If COMPASS Pathways Phase 2b readout goes beyond basic “statistical significance” and display blowout efficacy data (along with strong safety data, of course), the market will respond. Not only will psilocybin with assisted-therapy considered a potential treatment option, it will be considered a potential frontline treatment option. Obviously, the potential addressable market for a next-generation solution is massive.
With a global depression treatment market estimated to reach US$16.06 billion by 2027, the stakes are high at each readout stage. With COMPASS leading the research for a major depressive disorder, a pronounced spillover effects should be felt throughout the sector in those dealing in like indications.
Efficacy Data May Be Promising, But What About Ancillary Data?
While the market will mostly focus on the headline data, significant subplots are embedded in the trial. For example, while Cybin Inc. CEO Doug Drysdale “doesn’t see a reason why we won’t see positive efficacy data”, he’s on the lookout at the finer points of the data. He notes that inter-patient variability—defined as the range of possible values for any measurable endpoint in the study—could come into play as psilocybin is a prodrug that is metabolized by the liver. A prodrug is a biologically inactive compound which can be metabolized in the body to produce the active drug.

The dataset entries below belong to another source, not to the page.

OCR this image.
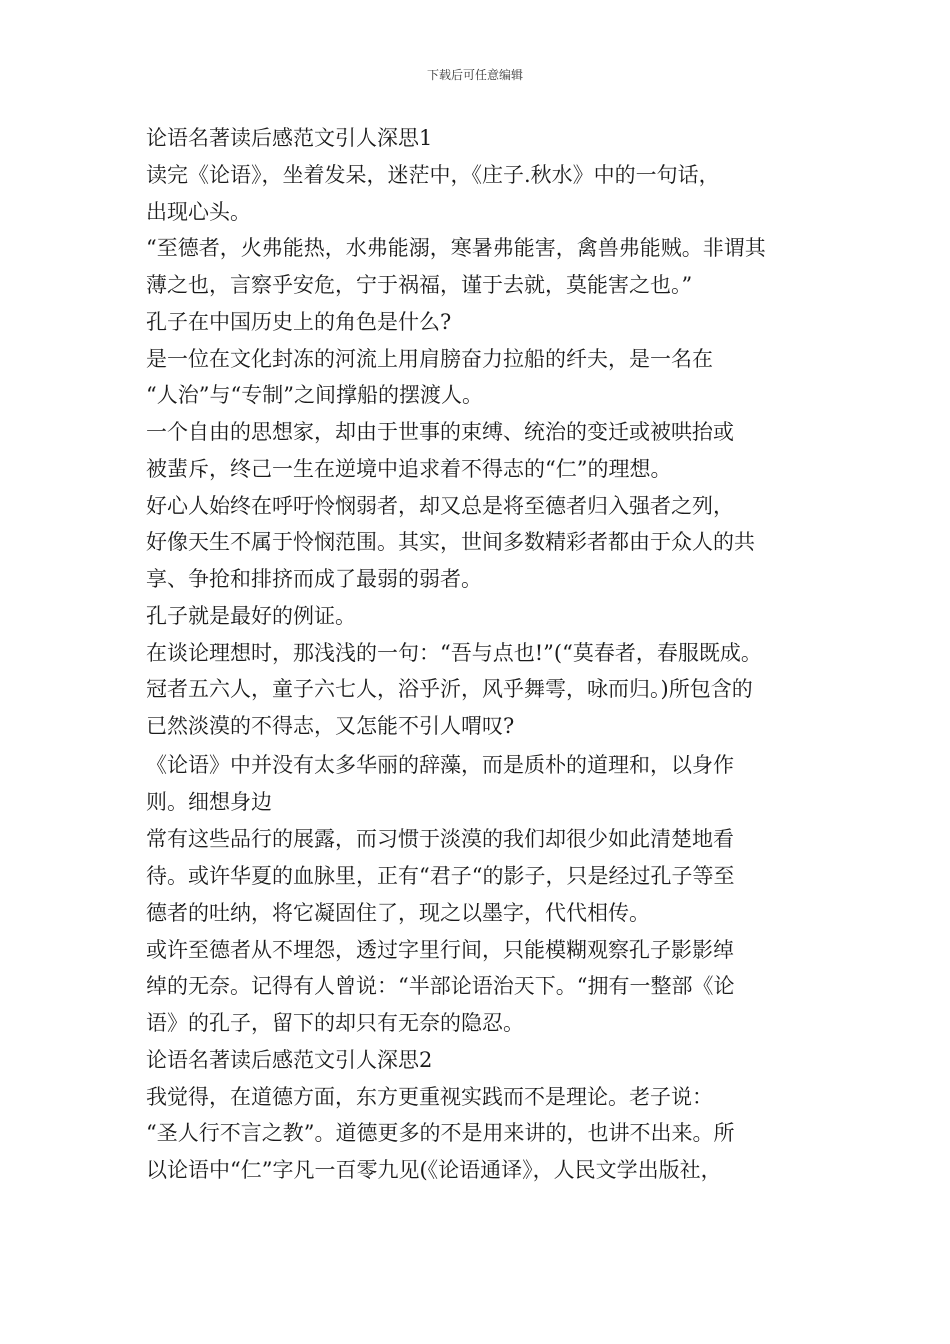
下载后可任意编辑
论语名著读后感范文引人深思1
读完《论语》，坐着发呆，迷茫中，《庄子.秋水》中的一句话，
出现心头。
“至德者，火弗能热，水弗能溺，寒暑弗能害，禽兽弗能贼。非谓其
薄之也，言察乎安危，宁于祸福，谨于去就，莫能害之也。”
孔子在中国历史上的角色是什么?
是一位在文化封冻的河流上用肩膀奋力拉船的纤夫，是一名在
“人治”与“专制”之间撑船的摆渡人。
一个自由的思想家，却由于世事的束缚、统治的变迁或被哄抬或
被蜚斥，终己一生在逆境中追求着不得志的“仁”的理想。
好心人始终在呼吁怜悯弱者，却又总是将至德者归入强者之列，
好像天生不属于怜悯范围。其实，世间多数精彩者都由于众人的共
享、争抢和排挤而成了最弱的弱者。
孔子就是最好的例证。
在谈论理想时，那浅浅的一句：“吾与点也!”(“莫春者，春服既成。
冠者五六人，童子六七人，浴乎沂，风乎舞雩，咏而归。)所包含的
已然淡漠的不得志，又怎能不引人喟叹?
《论语》中并没有太多华丽的辞藻，而是质朴的道理和，以身作
则。细想身边
常有这些品行的展露，而习惯于淡漠的我们却很少如此清楚地看
待。或许华夏的血脉里，正有“君子“的影子，只是经过孔子等至
德者的吐纳，将它凝固住了，现之以墨字，代代相传。
或许至德者从不埋怨，透过字里行间，只能模糊观察孔子影影绰
绰的无奈。记得有人曾说：“半部论语治天下。“拥有一整部《论
语》的孔子，留下的却只有无奈的隐忍。
论语名著读后感范文引人深思2
我觉得，在道德方面，东方更重视实践而不是理论。老子说：
“圣人行不言之教”。道德更多的不是用来讲的，也讲不出来。所
以论语中“仁”字凡一百零九见(《论语通译》，人民文学出版社，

Since metabolic rates and enzyme (monoamine oxidase) availability, to name a few, differ in every individual, it is possible that COMPASS’ COMP360 psilocybin could effectuate material variability in the patient group. A little variability is to be expected; too much variability could throw the repeatability of results into question.
Other potential issues, such as slow patient metabolic rate, could heighten the risk of drug toxicity in some subjects. Although psilocybin has shown an exceptional safety profile throughout its studied history.
Doug Drysdale also points out that the effects of concomitant medications could be a factor in the trial. Concomitant medications are any prescription or over-the-counter drugs and supplements taken in addition to an investigational therapy by a study subject. Their usage can help Investigators identify issues that were not previously reported as adverse events, and could explain adverse events that are caused by drug interactions instead of the study treatment itself.
The data will go along way towards the design of COMPASS Pathways’ upcoming Phase 3 study, assuming efficacy and safety endpoints are met.
After months of reading about industry potential, Total Addressable Market, psilocybin’s transformative therapeutic qualities et al, we sense that investors have moved beyond these narratives. It’s not that these factoids have changed, so much as investors are craving the data to corroborate them. After all, the lifeblood of every early-stage growth industry is a galvanizing news—an “A-Ha” moment that compels investors to act. We cannot think of a better event than validating, fully-powered readout results from the most advanced study in the sector.
Investors will be hoping COMPASS can play Santa Claus and deliver the industry an early Christmas present in Q4.